Tenho um amigo – vou chama-lo de Gui nesta crônica, para preservá-lo do moralismo de um possível leitor incauto – que começou a se cuidar depois que completou 30 anos. Até aí tudo bem, não é exatamente uma atitude autêntica. Ao contrário, é a mais óbvia manifestação de uma tomada de consciência acerca da própria mortalidade. O que me espanta (para além do poder simbólico das efemérides) é a mudança abrupta de um estado ao outro.

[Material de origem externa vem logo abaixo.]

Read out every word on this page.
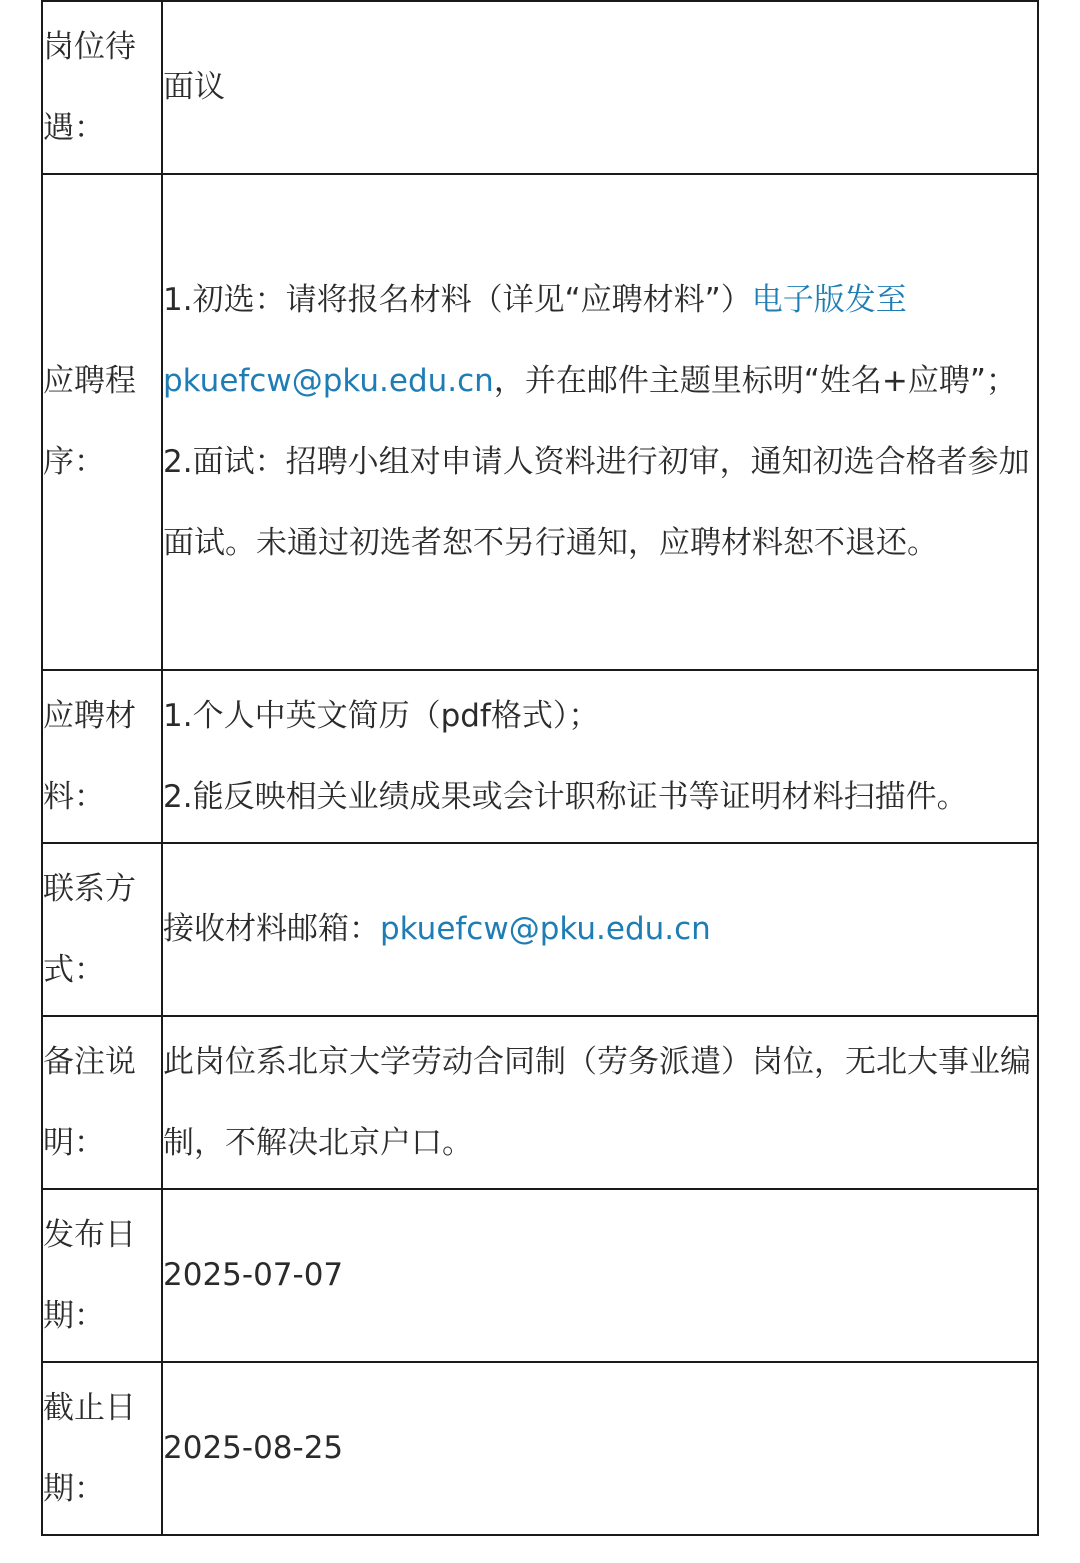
岗位待遇：	面议
应聘程序：	1.初选：请将报名材料（详见“应聘材料”）电子版发至pkuefcw@pku.edu.cn，并在邮件主题里标明“姓名+应聘”；
2.面试：招聘小组对申请人资料进行初审，通知初选合格者参加面试。未通过初选者恕不另行通知，应聘材料恕不退还。

应聘材料：	1.个人中英文简历（pdf格式）；
2.能反映相关业绩成果或会计职称证书等证明材料扫描件。

联系方式：	接收材料邮箱：pkuefcw@pku.edu.cn
备注说明：	此岗位系北京大学劳动合同制（劳务派遣）岗位，无北大事业编制，不解决北京户口。
发布日期：	2025-07-07
截止日期：	2025-08-25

Mas para isso preciso contextualizar o leitor melhor acerca dos hábitos deste meu amigo.
O filósofo esloveno Slavoj Zizek diz que o politicamente correto, longe de ser um problema para as falhas humanas, não passa de uma autodisciplina que procura oprimir hábitos deletérios. Uma outra forma de totalitarismo, portanto. Há também um caráter pedagógico. Ele comenta isso ilustrando como exemplo um artigo de uma revista que leu durante um voo, no qual os benefícios fisiológicos do sexo são listados. Zizek se pergunta qual é o propósito de se listar os benefícios do sexo para além de um desnecessário incentivo à prática sexual senão uma tentativa de não fazer do sexo um ato de prazer puro. Assim a coisa se estende para o tabagismo e o uso de drogas. O filósofo conta que a justificação para a proibição de cigarros eletrônicos durante voos é estritamente moral-pedagógica. É feio se apaixonar por tais vícios a ponto de exibí-los em público.

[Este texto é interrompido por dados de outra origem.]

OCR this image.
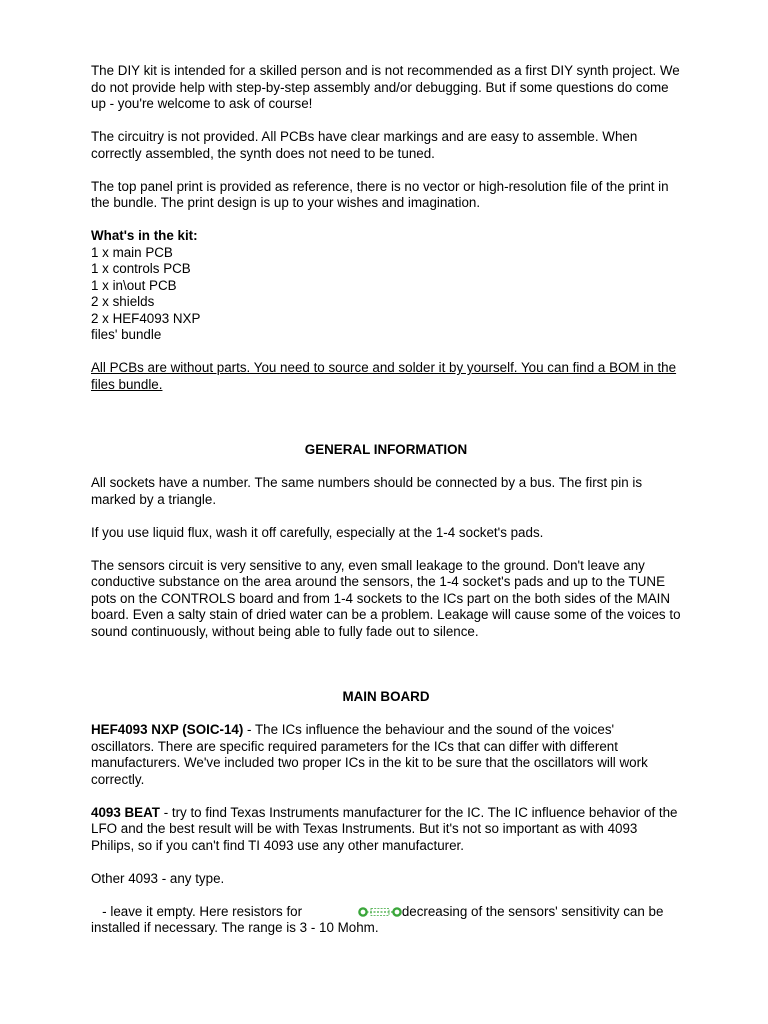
The DIY kit is intended for a skilled person and is not recommended as a first DIY synth project. We do not provide help with step-by-step assembly and/or debugging. But if some questions do come up - you're welcome to ask of course!

The circuitry is not provided. All PCBs have clear markings and are easy to assemble. When correctly assembled, the synth does not need to be tuned.

The top panel print is provided as reference, there is no vector or high-resolution file of the print in the bundle. The print design is up to your wishes and imagination.

What's in the kit:

1 x main PCB

1 x controls PCB

1 x in\out PCB

2 x shields

2 x HEF4093 NXP

files' bundle

All PCBs are without parts. You need to source and solder it by yourself. You can find a BOM in the files bundle.

GENERAL INFORMATION

All sockets have a number. The same numbers should be connected by a bus. The first pin is marked by a triangle.

If you use liquid flux, wash it off carefully, especially at the 1-4 socket's pads.

The sensors circuit is very sensitive to any, even small leakage to the ground. Don't leave any conductive substance on the area around the sensors, the 1-4 socket's pads and up to the TUNE pots on the CONTROLS board and from 1-4 sockets to the ICs part on the both sides of the MAIN board. Even a salty stain of dried water can be a problem. Leakage will cause some of the voices to sound continuously, without being able to fully fade out to silence.

MAIN BOARD

HEF4093 NXP (SOIC-14) - The ICs influence the behaviour and the sound of the voices' oscillators. There are specific required parameters for the ICs that can differ with different manufacturers. We've included two proper ICs in the kit to be sure that the oscillators will work correctly.

4093 BEAT - try to find Texas Instruments manufacturer for the IC. The IC influence behavior of the LFO and the best result will be with Texas Instruments. But it's not so important as with 4093 Philips, so if you can't find TI 4093 use any other manufacturer.

Other 4093 - any type.

- leave it empty. Here resistors for	decreasing of the sensors' sensitivity can be installed if necessary. The range is 3 - 10 Mohm.
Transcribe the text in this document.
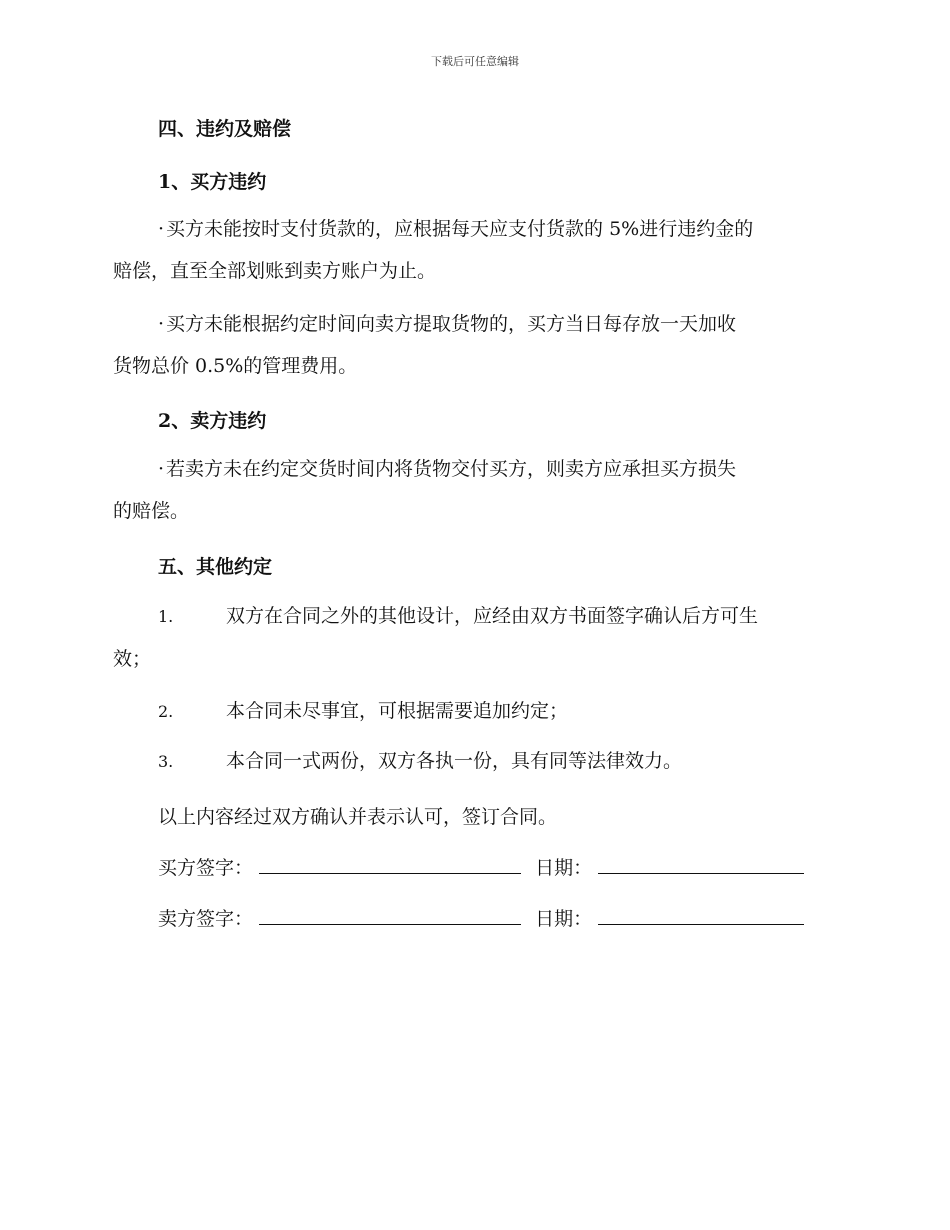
下载后可任意编辑
四、违约及赔偿
1、买方违约
· 买方未能按时支付货款的，应根据每天应支付货款的 5%进行违约金的
赔偿，直至全部划账到卖方账户为止。
· 买方未能根据约定时间向卖方提取货物的，买方当日每存放一天加收
货物总价 0.5%的管理费用。
2、卖方违约
· 若卖方未在约定交货时间内将货物交付买方，则卖方应承担买方损失
的赔偿。
五、其他约定
1.	双方在合同之外的其他设计，应经由双方书面签字确认后方可生
效；
2.	本合同未尽事宜，可根据需要追加约定；
3.	本合同一式两份，双方各执一份，具有同等法律效力。
以上内容经过双方确认并表示认可，签订合同。
买方签字：	日期：
卖方签字：	日期：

Podemos voltar a Gui agora. Gui é um cara extremamente apaixonado pelo que degrada o corpo humano. Enquanto estúdios de yoga fazem lista de espera para possíveis alunos, Gui prefere não sair de casa para beber se estiver sem cigarros, porque, afinal de contas, qual é o propósito de beber sem poder fumar dois maços em uma noite? Serviços de marmita fit e prateleiras de comida orgânica espraiam pela cidade como hifas num Wickbold vencido, enquanto Gui age como um não solicitado garoto propaganda do McDonald’s, saboreando cada mordida em um hambúrguer de três carnes e bacon enrolado em um papel manteiga gorduroso. Churrascos mensais, engradados incontáveis de cerveja em lata, guaraná Cini misturado com vodca Natasha, Gui é todo ele a pulsão da vida pela intensidade sensorial que todo chef especialista em tofu desejaria varrer do mapa. Discípulo do único verso de Horácio que rompeu a barreira da erudição, meu querido amigo passou os primeiros 30 anos de sua vida alheio às preocupações modernas sobre saúde, bem-estar e os benefícios do sexo. Um tanque de guerra hedonista que arrota Jack Daniels com Coca-cola em meio ao silêncio do Tai Chi da Praça do Japão.
Gui é um cara extremamente apaixonado pelo que degrada o corpo humano. Enquanto estúdios de yoga fazem lista de espera para possíveis alunos, Gui prefere não sair de casa para beber se estiver sem cigarros, porque, afinal de contas, qual é o propósito de beber sem poder fumar dois maços em uma noite?
Mais do que uma autoindulgência inconsequente, a rotina de Gui era uma inspiração e um grito de resistência à paranoia da decrepitude física que enche os hotéis mais caros de Paris com cirurgiões plásticos. Até decidir se cuidar, Gui permaneceu impávido como talvez o último ser humano que conheço capaz de se abandonar ao divertimento da carne sem inibições. O glamour do lixo está morto, afinal. Amy Winehouse pereceu aos 27 anos apesar dos conselhos de Keith Richards. Joe Perry e Steven Tyler não são mais os Toxic Twins há pelo menos trinta anos. Todos os comediantes gordos emagreceram e a ópera Carmen foi proibida de ser encenada na Austrália por ter sua cena inicial em frente a uma fábrica de cigarros. O McDonald’s agora vende saladas e frutas e as pulseirinhas power balance venderam como água antes de ter seus benefícios refutados cientificamente. A sociedade de consumo só existe dentro de uma redoma segura, e qualquer consumismo para fora dela já não pode mais ser chamado de social. Gui sabe que precisa se cuidar se não quiser morrer cedo, e agora está prestes a descobrir que a vida pode ser consideravelmente sem sal e sem maionese. Que sobreviva, amigo.